Für Merkel sind nun die entscheidenden Stunden angebrochen. Am Samstagnachmittag will die Kanzlerin das G20-Kommuniqué der Weltöffentlichkeit präsentieren. Wenn schon keine schönen Bilder von Hamburg in Erinnerung bleiben, bräuchte Merkel zumindest ein paar inhaltliche Erfolge, die sie vorweisen kann. Ansonsten droht der G20-Gipfel für sie zur doppelten Niederlage zu werden. Der Ausrichtungsort in Schutt und Asche. Und dann auch noch unüberbrückbare Uneinigkeit innerhalb der G20.

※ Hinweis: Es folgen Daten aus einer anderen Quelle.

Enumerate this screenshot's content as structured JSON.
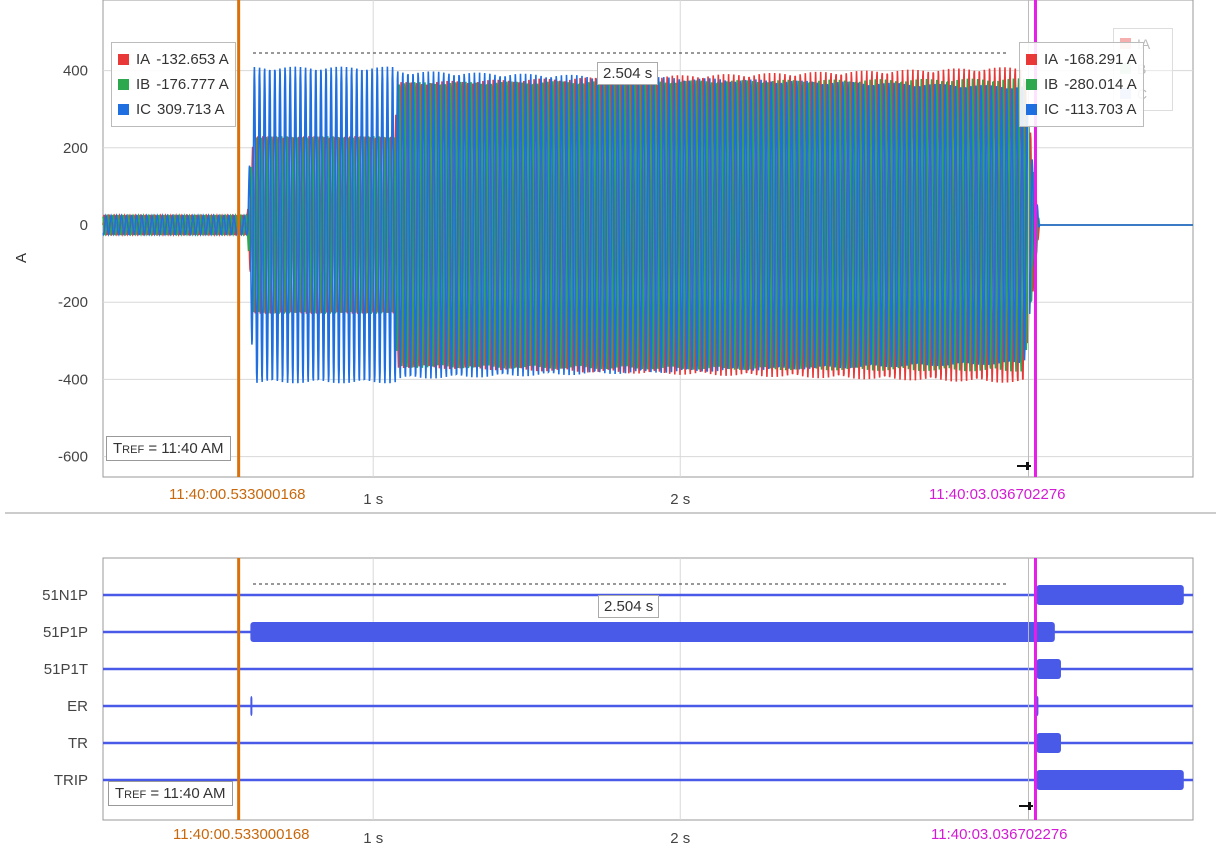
{
  "colors": {
    "IA": "#e83838",
    "IB": "#2ea84f",
    "IC": "#1f6fe0",
    "cursor_a": "#d9700a",
    "cursor_b": "#e81ee8",
    "digital": "#4a5ae8",
    "grid": "#d8d8d8"
  },
  "analog": {
    "y_axis_label": "A",
    "y_ticks": [
      "400",
      "200",
      "0",
      "-200",
      "-400",
      "-600"
    ],
    "x_ticks": [
      "1 s",
      "2 s"
    ],
    "legend_left": [
      {
        "name": "IA",
        "value": "-132.653 A"
      },
      {
        "name": "IB",
        "value": "-176.777 A"
      },
      {
        "name": "IC",
        "value": "309.713 A"
      }
    ],
    "legend_right": [
      {
        "name": "IA",
        "value": "-168.291 A"
      },
      {
        "name": "IB",
        "value": "-280.014 A"
      },
      {
        "name": "IC",
        "value": "-113.703 A"
      }
    ],
    "faded_legend": [
      "IA",
      "B",
      "C"
    ],
    "delta": "2.504 s",
    "tref_prefix": "T",
    "tref_small": "REF",
    "tref_rest": " = 11:40 AM"
  },
  "digital": {
    "channels": [
      "51N1P",
      "51P1P",
      "51P1T",
      "ER",
      "TR",
      "TRIP"
    ],
    "x_ticks": [
      "1 s",
      "2 s"
    ],
    "delta": "2.504 s",
    "tref_prefix": "T",
    "tref_small": "REF",
    "tref_rest": " = 11:40 AM"
  },
  "cursors": {
    "a_label": "11:40:00.533000168",
    "b_label": "11:40:03.036702276"
  },
  "chart_data": [
    {
      "type": "line",
      "ylabel": "A",
      "ylim": [
        -650,
        550
      ],
      "x_unit": "s",
      "x_range": [
        0,
        3.55
      ],
      "grid": true,
      "series": [
        {
          "name": "IA",
          "envelope": {
            "t": [
              0.0,
              0.47,
              0.49,
              0.95,
              0.96,
              3.0,
              3.05,
              3.55
            ],
            "amp": [
              25,
              25,
              230,
              230,
              370,
              410,
              0,
              0
            ]
          },
          "cursor_a_value": -132.653,
          "cursor_b_value": -168.291
        },
        {
          "name": "IB",
          "envelope": {
            "t": [
              0.0,
              0.47,
              0.49,
              0.95,
              0.96,
              3.0,
              3.05,
              3.55
            ],
            "amp": [
              25,
              25,
              230,
              230,
              370,
              380,
              0,
              0
            ]
          },
          "cursor_a_value": -176.777,
          "cursor_b_value": -280.014
        },
        {
          "name": "IC",
          "envelope": {
            "t": [
              0.0,
              0.47,
              0.49,
              0.95,
              0.96,
              3.0,
              3.05,
              3.55
            ],
            "amp": [
              25,
              25,
              410,
              410,
              400,
              360,
              0,
              0
            ]
          },
          "cursor_a_value": 309.713,
          "cursor_b_value": -113.703
        }
      ],
      "cursor_a_time": 0.533,
      "cursor_b_time": 3.037,
      "delta_t": 2.504
    },
    {
      "type": "digital",
      "x_unit": "s",
      "x_range": [
        0,
        3.55
      ],
      "channels": [
        {
          "name": "51N1P",
          "high": [
            [
              3.04,
              3.52
            ]
          ]
        },
        {
          "name": "51P1P",
          "high": [
            [
              0.48,
              3.1
            ]
          ]
        },
        {
          "name": "51P1T",
          "high": [
            [
              3.04,
              3.12
            ]
          ]
        },
        {
          "name": "ER",
          "high": [
            [
              0.48,
              0.485
            ],
            [
              3.04,
              3.045
            ]
          ]
        },
        {
          "name": "TR",
          "high": [
            [
              3.04,
              3.12
            ]
          ]
        },
        {
          "name": "TRIP",
          "high": [
            [
              3.04,
              3.52
            ]
          ]
        }
      ],
      "cursor_a_time": 0.533,
      "cursor_b_time": 3.037,
      "delta_t": 2.504
    }
  ]
}
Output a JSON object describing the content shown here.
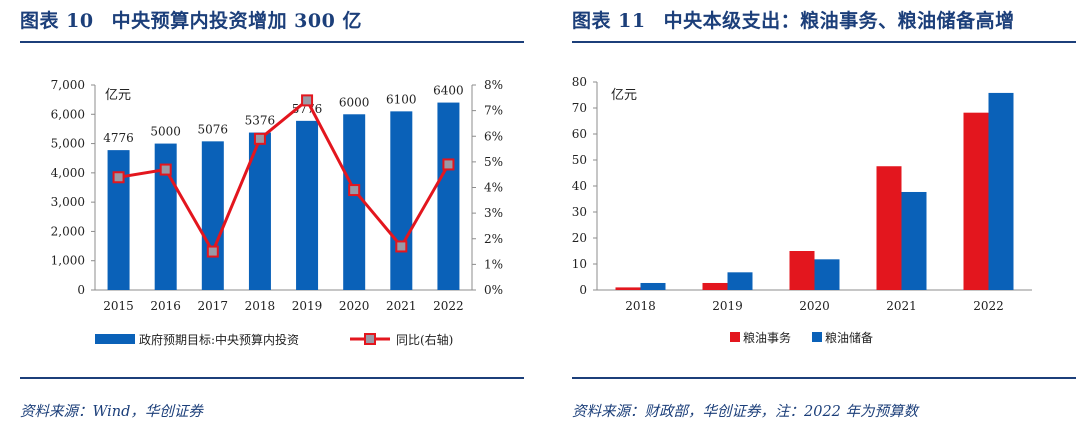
{
  "colors": {
    "title": "#1c3f7a",
    "blue_bar": "#0a61b8",
    "red": "#e3161e",
    "marker_fill": "#9a9aa6",
    "axis": "#8c8c8c"
  },
  "chart_left": {
    "fig_no": "图表 10",
    "title": "中央预算内投资增加 300 亿",
    "source": "资料来源：Wind，华创证券",
    "chart_data": {
      "type": "bar+line",
      "categories": [
        "2015",
        "2016",
        "2017",
        "2018",
        "2019",
        "2020",
        "2021",
        "2022"
      ],
      "series": [
        {
          "name": "政府预期目标:中央预算内投资",
          "axis": "left",
          "type": "bar",
          "values": [
            4776,
            5000,
            5076,
            5376,
            5776,
            6000,
            6100,
            6400
          ]
        },
        {
          "name": "同比(右轴)",
          "axis": "right",
          "type": "line",
          "values": [
            4.4,
            4.7,
            1.5,
            5.9,
            7.4,
            3.9,
            1.7,
            4.9
          ]
        }
      ],
      "data_labels": [
        "4776",
        "5000",
        "5076",
        "5376",
        "5776",
        "6000",
        "6100",
        "6400"
      ],
      "unit_label": "亿元",
      "ylim": [
        0,
        7000
      ],
      "yticks": [
        "0",
        "1,000",
        "2,000",
        "3,000",
        "4,000",
        "5,000",
        "6,000",
        "7,000"
      ],
      "y2lim": [
        0,
        8
      ],
      "y2ticks": [
        "0%",
        "1%",
        "2%",
        "3%",
        "4%",
        "5%",
        "6%",
        "7%",
        "8%"
      ],
      "legend": [
        "政府预期目标:中央预算内投资",
        "同比(右轴)"
      ],
      "legend_position": "bottom"
    }
  },
  "chart_right": {
    "fig_no": "图表 11",
    "title": "中央本级支出：粮油事务、粮油储备高增",
    "source": "资料来源：财政部，华创证券，注：2022 年为预算数",
    "chart_data": {
      "type": "bar",
      "categories": [
        "2018",
        "2019",
        "2020",
        "2021",
        "2022"
      ],
      "series": [
        {
          "name": "粮油事务",
          "color": "#e3161e",
          "values": [
            1,
            2.7,
            15,
            47.6,
            68.2
          ]
        },
        {
          "name": "粮油储备",
          "color": "#0a61b8",
          "values": [
            2.7,
            6.8,
            11.8,
            37.7,
            75.8
          ]
        }
      ],
      "unit_label": "亿元",
      "ylim": [
        0,
        80
      ],
      "yticks": [
        "0",
        "10",
        "20",
        "30",
        "40",
        "50",
        "60",
        "70",
        "80"
      ],
      "legend": [
        "粮油事务",
        "粮油储备"
      ],
      "legend_position": "bottom"
    }
  }
}
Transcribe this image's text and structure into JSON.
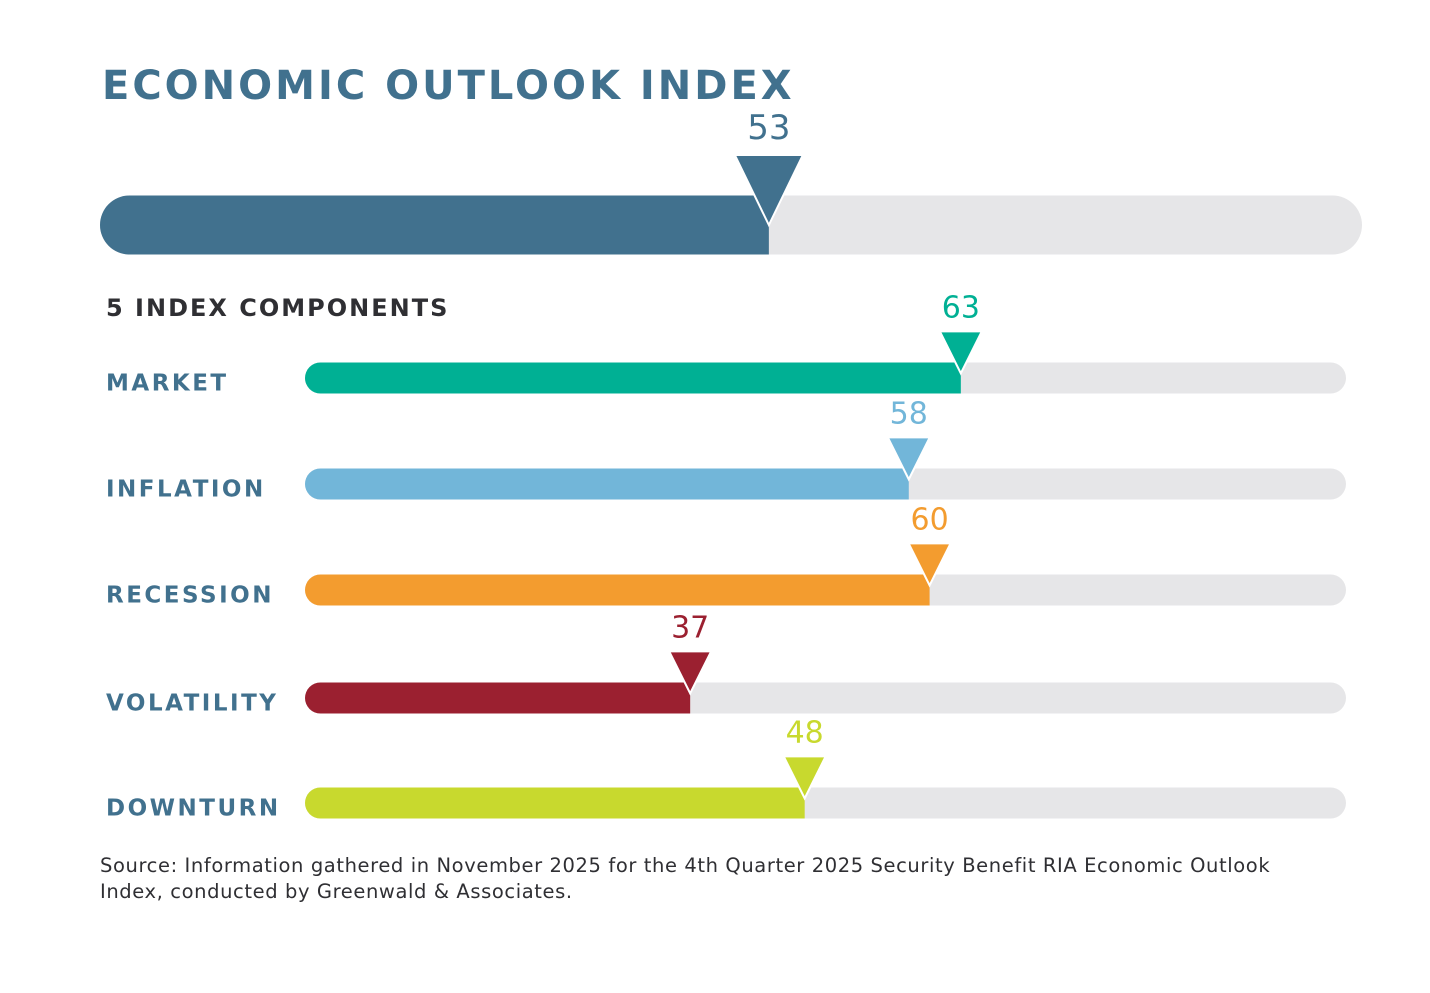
{
  "chart_data": [
    {
      "type": "progress",
      "title": "ECONOMIC OUTLOOK INDEX",
      "values": [
        53
      ],
      "colors": [
        "#41718e"
      ],
      "track_color": "#e6e6e8",
      "xlim": [
        0,
        100
      ]
    },
    {
      "type": "progress",
      "title": "5 INDEX COMPONENTS",
      "categories": [
        "MARKET",
        "INFLATION",
        "RECESSION",
        "VOLATILITY",
        "DOWNTURN"
      ],
      "values": [
        63,
        58,
        60,
        37,
        48
      ],
      "colors": [
        "#00b094",
        "#72b6d9",
        "#f39c2f",
        "#9b2030",
        "#c8d92e"
      ],
      "track_color": "#e6e6e8",
      "xlim": [
        0,
        100
      ]
    }
  ],
  "source": "Source: Information gathered in November 2025 for the 4th Quarter 2025 Security Benefit RIA Economic Outlook Index, conducted by Greenwald & Associates."
}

Damit verkehrt sich ihr Ansinnen ins Gegenteil: Als Merkel sich vor zwei Jahren bemühte, das G20-Treffen nach Deutschland zu holen, hatte sie eigentlich auf eine schöne Inszenierung kurz der Bundestagswahl gehofft. Ähnlich wie 2015 beim G7-Treffen im bayerischen Elmau vor Alpenkulisse. Daraus, so viel ist zumindest nach den heftigen Ausschreitungen in den Straßen und den Streitigkeiten zwischen den Regierungschefs schon klar, daraus wird nichts mehr.